A man wakes up in a strange world with no recollection of who he is. All he has on his person is a toy paratrooper, a photograph of himself with a woman and some pictures scrawled in blood on a scrap of paper. He must piece together what has happened to find out who he is and why the world appears to be broken. Thus opens Faller, Will McIntosh‘s new thriller (Tor, review copy from NetGalley).
At its heart, Faller is a novel about arrogance, ambition and hubris. Peter is a talented, Nobel-winning scientist, but he’s also reckless. He’s invented a machine to duplicate living matter, to help heal the sick. The Government want to use it to help heal soldiers fighting a global conflict. But in a misguided attempt to help his terminally ill sister-in-law, Peter creates a rift with her husband, Ugo, his best friend and a talented bioscientist. Ugo becomes hell bent on revenge. Between them, Peter and Ugo break the world into fragments occupied by people with no memories.

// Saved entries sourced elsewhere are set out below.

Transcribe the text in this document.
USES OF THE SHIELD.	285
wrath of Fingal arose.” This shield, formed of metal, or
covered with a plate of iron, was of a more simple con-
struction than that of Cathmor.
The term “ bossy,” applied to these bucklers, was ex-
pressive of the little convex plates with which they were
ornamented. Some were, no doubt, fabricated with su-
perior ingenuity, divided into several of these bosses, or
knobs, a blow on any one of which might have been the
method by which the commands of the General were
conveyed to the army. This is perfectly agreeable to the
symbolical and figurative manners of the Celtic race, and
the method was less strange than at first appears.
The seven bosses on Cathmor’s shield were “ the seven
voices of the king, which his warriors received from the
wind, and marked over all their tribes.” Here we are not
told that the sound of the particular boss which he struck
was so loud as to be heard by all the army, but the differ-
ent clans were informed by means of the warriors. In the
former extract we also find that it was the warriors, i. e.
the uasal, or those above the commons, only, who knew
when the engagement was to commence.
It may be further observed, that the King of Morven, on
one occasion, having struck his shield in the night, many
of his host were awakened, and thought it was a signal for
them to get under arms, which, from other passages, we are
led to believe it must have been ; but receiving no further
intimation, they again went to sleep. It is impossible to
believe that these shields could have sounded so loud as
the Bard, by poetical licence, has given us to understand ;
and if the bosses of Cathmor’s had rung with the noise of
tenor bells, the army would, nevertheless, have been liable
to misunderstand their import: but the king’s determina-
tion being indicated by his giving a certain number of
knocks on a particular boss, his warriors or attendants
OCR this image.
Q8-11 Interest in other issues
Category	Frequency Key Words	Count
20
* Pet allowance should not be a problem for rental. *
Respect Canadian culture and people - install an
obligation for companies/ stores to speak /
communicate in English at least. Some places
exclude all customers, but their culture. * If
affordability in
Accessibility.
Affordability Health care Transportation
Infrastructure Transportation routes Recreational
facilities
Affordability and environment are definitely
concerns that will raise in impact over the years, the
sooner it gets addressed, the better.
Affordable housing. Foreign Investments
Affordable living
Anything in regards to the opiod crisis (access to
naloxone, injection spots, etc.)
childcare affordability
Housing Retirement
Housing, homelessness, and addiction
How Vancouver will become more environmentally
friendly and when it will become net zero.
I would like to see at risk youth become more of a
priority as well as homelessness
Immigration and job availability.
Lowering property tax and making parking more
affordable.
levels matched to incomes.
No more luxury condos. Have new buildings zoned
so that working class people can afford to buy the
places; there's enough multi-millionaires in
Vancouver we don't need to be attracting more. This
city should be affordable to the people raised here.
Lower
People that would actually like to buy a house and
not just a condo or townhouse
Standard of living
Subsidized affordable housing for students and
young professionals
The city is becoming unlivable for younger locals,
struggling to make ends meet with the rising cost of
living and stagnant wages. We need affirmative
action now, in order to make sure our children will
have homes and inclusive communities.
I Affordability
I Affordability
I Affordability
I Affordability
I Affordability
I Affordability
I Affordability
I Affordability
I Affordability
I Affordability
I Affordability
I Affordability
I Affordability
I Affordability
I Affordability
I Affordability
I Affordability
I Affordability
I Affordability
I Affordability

Faller is a fun, well-paced thriller that rattles along with a lovely mix of action and plot revelation to carry you through to the end. But it does little more than entertain and I struggled to connect with the two big egos at the heart of it. Neither was terribly sympathetic, and the women in the book were largely relegated to supporting roles. In the case of the many duplicates, they were literally interchangeable.